You Get a 1.8% Decrease — Which Totals a 37% Increase in Rate …
This is what has unfolded after the Department of Insurance repeatedly refused to believe or accept suggested rate changes over the past 4 years or longer.
Basically no elected official would ever tell the public that the rates for workers compensation coverage in the state of California were going up substantially. So they did what comes natural and ignored the findiing of the WCIRB. This could only go on for so long, until the suggested rate meant nothing (which has kind of been the case with the market doing whatever it liked regardless).
So the dilemma had been: “How do we raise rates substantially without anyone noticing?”
The answer: Change the way you report the rates so that it looks like a 1.8% decrease.
And that is just what has taken place. The WCIRB was instructed to use the charged rates (or rates companies actually charge in the real world) instead of coming up with a loss rate using all the data they gathered from the companies doing business in the state.

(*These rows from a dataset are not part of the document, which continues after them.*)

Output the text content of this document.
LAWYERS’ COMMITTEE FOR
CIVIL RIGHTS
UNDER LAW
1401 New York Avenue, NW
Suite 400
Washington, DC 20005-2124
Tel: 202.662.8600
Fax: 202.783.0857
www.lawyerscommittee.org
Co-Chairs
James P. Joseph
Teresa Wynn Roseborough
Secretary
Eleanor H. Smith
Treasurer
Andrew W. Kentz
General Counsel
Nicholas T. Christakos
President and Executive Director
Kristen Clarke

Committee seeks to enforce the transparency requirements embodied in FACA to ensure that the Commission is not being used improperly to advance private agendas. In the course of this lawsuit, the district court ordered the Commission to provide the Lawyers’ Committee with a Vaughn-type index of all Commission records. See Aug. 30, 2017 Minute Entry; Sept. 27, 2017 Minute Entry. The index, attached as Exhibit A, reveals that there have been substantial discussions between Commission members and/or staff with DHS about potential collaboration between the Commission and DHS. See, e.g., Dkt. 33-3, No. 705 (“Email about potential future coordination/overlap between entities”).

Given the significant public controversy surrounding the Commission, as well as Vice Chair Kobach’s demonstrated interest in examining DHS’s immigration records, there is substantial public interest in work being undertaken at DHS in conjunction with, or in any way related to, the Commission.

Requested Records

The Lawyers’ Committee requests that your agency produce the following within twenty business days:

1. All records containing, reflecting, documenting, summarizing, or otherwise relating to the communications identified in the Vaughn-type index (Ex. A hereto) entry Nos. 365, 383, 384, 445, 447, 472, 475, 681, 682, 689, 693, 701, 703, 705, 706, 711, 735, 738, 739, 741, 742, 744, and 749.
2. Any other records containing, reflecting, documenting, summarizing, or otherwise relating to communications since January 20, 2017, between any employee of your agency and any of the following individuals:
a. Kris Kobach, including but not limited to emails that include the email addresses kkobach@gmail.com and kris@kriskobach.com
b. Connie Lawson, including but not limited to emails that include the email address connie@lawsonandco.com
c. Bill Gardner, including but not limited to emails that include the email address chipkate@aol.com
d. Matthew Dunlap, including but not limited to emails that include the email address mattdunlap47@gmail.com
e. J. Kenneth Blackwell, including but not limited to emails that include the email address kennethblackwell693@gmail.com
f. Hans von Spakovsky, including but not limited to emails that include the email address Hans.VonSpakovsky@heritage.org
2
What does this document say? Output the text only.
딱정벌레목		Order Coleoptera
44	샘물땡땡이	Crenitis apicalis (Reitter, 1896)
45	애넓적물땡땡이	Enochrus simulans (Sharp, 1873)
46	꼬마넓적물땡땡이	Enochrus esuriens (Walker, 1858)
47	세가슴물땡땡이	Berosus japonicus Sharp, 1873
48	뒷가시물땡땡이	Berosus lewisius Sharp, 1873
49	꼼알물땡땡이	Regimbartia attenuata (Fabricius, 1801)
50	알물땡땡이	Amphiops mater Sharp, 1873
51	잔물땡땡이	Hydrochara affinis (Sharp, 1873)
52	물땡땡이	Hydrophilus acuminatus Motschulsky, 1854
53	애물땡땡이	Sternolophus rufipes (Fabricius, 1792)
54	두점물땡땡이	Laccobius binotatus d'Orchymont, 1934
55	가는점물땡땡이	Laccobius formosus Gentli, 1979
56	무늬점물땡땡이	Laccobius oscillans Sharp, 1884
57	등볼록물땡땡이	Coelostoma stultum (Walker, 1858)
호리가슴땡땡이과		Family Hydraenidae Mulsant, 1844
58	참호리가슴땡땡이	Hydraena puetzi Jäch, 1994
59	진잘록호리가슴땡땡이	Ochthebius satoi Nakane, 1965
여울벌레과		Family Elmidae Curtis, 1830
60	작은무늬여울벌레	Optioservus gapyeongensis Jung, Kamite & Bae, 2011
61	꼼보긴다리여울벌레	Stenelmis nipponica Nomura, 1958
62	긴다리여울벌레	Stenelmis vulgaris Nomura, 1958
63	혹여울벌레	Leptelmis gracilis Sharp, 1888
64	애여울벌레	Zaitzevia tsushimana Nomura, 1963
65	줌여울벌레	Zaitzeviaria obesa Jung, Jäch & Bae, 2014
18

Excerpt from an Emailed Flash Report from the Workers Comp Executive Magazine filed by Dale Debber:
Couched as a flat rate of $2.30 it is just below the Workers’ Compensation Insurance Rating Bureau’s recommendation of a rate decrease of 1.8%. The 1.8% decrease used a calculation based on currently filed rates to recast a 39.9% increase as a decrease. Now, understanding the calculation is open to criticism, it has been further obfuscated into a blended rate for all employers which is essentially meaningless.
This past spring, Workers Compensation Insurance Rating Bureau, a private organization owned and run by insurance companies licensed and doing the work of the Insurance Department, filed and then withdrew a 39.9% increase for 2012. Then, Commissioner Jones ordered that WCIRB stop benchmarking the pure premium rates from the previous approved rate and instead benchmark it against the average pure premium rates that carriers have currently filed. That’s how they arrived at the 1.8% decrease or a $2.33 average rate, which has been approved now as a $2.30 rate.”
Now I know that some of you are scratching your head, but let me put it planely to you. THIS REPRESENTS A 37% INCREASE IN THE SUGGEST RATES FOR WORKERS COMPENSAITON ACROSS THE BOARD. Although it was announced by the Department of Insurance as a 1.8% reduction in rate (using the “new” calculation method).
Bottom line, if the Insurance Commissioners office was not an elected position, they would have made movves during the past 4 years to gradually increase rates and save the consumer from the sticker shock they are going to get starting at their next policy term. Granted, it will effect some companies greatly (the ones who actually base their rates on the suggested rate and add costs to get to their rates), and some will not be effected too greatly becausee the saw the ruse of the DOI artificailly holding the rates down and charged higher rates than suggested because they chose to believe the numbers from the WCIRB year-after-year.
It’s like turning in a mail in rebate card on a product and getting a bill for the amount of the rebate in return. Yeah! your 1.8% reduction earns you a 37% increase.